Turks ministerie van Toerisme bekritiseerd om bedrieglijke promotievideo over Istanbul

Turkse sociale-mediagebruikers hebben op 27 juli het ministerie van Toerisme en Cultuur op de vingers getikt over een promotievideo die een onrealistisch beeld schetst van hoe de inwoners van Istanbul leven.

Het Turkse ministerie van Toerisme en Cultuur kreeg op 27 juli kritiek na het uitbrengen van een promotievideo over Istanbul.

De video toonde het nachtleven, uitgaansgelegenheden en alcoholische dranken, die de AKP-regering de afgelopen jaren allemaal openlijk heeft aangevallen.

Artiesten, muzikanten en gebruikers van sociale media uitten kritiek op de video en wezen op de dubbelhartigheid tussen de visuele inhoud die door de AKP-regering wordt geproduceerd en het beleid dat door haar kantoren wordt gehandhaafd.

“Wat is dit, een parallel universum zonder de AKP?”, schreef muzikante Gaye Su Akyol.

“Net wanneer je je helemaal hebt opgedoft en naar een avondje uit rent, oeps stopt de muziek,” schreef kunstenares Artemis Günebakanlı, verwijzend naar het huidige verbod van de regering op muziekuitzendingen na middernacht.

“Proberen toeristen aan te trekken met de levensstijl die jullie neerzetten….” schreef een gebruiker.

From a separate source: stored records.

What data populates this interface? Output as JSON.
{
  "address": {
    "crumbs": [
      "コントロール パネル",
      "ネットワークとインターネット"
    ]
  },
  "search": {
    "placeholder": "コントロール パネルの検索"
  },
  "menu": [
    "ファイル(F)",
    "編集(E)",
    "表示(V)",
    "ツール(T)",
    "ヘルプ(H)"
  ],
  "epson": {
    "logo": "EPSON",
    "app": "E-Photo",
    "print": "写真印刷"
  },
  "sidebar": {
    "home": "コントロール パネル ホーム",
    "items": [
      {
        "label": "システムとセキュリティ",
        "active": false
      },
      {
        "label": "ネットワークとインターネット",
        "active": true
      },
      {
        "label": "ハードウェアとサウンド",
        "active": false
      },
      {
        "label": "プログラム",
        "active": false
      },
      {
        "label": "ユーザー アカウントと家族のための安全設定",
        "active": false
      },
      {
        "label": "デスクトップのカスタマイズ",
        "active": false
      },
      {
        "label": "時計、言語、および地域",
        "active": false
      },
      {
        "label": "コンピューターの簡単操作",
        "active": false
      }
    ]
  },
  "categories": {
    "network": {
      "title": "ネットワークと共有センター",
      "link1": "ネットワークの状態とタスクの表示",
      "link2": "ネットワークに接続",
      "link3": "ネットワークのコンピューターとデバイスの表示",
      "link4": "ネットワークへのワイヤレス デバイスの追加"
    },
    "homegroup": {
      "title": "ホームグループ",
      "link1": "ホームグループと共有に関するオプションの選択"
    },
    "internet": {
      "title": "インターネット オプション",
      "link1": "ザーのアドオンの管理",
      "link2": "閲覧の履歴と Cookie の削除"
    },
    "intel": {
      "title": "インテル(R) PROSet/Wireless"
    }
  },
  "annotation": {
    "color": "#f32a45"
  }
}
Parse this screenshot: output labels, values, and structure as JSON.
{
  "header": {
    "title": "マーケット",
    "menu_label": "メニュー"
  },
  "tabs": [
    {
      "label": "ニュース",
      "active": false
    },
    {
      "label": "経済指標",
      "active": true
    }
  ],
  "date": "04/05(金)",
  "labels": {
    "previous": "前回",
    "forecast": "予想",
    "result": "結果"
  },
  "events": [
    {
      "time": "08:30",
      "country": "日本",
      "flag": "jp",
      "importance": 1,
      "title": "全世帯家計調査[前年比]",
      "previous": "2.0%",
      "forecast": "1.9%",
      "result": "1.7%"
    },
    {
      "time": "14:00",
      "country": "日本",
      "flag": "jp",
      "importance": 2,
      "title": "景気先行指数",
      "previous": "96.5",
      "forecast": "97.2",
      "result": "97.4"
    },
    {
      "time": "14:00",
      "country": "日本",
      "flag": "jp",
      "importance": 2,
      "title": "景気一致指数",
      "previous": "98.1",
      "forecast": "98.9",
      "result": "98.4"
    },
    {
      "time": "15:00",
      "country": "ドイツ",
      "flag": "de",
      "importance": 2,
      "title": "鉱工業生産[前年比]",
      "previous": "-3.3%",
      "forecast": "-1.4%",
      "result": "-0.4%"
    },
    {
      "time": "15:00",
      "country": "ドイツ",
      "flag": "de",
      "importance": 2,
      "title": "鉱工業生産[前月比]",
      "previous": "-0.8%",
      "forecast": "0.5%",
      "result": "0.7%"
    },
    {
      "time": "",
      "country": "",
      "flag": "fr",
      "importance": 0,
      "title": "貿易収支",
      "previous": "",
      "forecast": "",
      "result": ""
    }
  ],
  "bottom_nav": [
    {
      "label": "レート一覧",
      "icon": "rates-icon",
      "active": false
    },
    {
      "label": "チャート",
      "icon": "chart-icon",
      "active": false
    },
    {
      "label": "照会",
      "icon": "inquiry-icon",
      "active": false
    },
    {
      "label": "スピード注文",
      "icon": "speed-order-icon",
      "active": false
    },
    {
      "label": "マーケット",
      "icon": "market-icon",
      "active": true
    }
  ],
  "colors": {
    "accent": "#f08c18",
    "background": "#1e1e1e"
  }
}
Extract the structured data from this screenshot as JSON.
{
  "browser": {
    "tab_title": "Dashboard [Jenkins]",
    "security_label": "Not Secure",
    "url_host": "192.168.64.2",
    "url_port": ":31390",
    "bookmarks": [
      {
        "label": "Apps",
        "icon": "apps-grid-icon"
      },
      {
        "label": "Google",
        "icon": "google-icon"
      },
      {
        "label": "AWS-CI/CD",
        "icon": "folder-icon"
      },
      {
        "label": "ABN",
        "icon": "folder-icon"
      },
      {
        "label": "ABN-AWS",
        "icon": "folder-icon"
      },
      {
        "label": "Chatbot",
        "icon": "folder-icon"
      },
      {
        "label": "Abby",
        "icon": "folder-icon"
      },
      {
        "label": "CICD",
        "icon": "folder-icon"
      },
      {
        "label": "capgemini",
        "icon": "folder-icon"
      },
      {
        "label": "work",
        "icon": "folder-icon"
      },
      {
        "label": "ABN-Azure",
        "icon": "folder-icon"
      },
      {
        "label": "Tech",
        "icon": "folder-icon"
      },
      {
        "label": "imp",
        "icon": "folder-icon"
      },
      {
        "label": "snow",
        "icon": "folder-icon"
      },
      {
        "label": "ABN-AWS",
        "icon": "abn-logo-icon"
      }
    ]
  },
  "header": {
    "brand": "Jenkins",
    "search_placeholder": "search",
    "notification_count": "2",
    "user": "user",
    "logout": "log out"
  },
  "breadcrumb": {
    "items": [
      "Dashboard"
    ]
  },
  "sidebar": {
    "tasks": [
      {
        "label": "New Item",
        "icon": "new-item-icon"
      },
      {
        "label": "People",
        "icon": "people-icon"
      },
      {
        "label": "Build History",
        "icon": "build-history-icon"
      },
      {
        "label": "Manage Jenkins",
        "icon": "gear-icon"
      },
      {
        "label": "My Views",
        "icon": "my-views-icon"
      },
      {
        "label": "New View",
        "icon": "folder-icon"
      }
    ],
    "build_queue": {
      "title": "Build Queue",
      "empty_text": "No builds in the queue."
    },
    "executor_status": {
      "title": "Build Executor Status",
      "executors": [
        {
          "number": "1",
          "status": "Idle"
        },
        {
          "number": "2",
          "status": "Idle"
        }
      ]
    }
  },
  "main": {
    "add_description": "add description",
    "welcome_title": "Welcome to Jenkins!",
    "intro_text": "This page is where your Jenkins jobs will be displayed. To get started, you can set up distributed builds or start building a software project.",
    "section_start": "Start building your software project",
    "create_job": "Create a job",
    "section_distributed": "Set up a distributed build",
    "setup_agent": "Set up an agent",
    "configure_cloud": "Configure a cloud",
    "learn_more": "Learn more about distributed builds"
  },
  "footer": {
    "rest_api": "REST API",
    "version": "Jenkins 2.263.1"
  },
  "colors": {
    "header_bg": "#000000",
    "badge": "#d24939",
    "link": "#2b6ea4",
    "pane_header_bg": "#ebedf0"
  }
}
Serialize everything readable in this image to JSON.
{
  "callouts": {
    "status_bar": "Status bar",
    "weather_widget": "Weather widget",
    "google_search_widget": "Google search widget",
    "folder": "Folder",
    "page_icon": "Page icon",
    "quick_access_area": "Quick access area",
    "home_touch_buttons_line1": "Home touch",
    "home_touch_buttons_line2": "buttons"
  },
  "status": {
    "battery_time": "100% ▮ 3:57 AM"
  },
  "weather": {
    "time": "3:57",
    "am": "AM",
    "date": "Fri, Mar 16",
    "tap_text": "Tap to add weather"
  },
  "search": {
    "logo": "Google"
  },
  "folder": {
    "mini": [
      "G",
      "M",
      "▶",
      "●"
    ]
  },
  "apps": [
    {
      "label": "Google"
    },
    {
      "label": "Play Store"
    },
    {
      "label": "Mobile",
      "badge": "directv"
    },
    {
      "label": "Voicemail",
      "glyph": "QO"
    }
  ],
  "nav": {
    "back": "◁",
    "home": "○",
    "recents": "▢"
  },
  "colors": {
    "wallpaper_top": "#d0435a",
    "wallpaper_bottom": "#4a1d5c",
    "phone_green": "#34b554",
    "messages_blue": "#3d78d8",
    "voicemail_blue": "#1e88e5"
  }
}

Een gebruiker grapte over de verschijning van een grote fles rakı, de Turkse alcoholische hoofddrank, met name het merk Efe Gold.

“Is dat een Efe Gold of een 1,5-liter fles water :)” schreef een gebruiker met de naam Cihan.

De algemene consensus over de video was dat hij niet de realiteit van het leven in Istanbul weergaf, waarbij veel inwoners zeiden dat ze graag in de stad zouden willen wonen die in de video wordt afgebeeld.

Tijdens de COVID-19-pandemie bleven amusements- en muziekgelegenheden maandenlang gesloten, zonder dat de werkgevers voldoende financiële steun kregen om de lange maanden van werkloosheid op te vangen.

Op een bepaald moment, tijdens de 17 dagen durende volledige lockdown in mei, werd de verkoop van alcoholische dranken tijdelijk stopgezet onder het voorwendsel van de pandemie.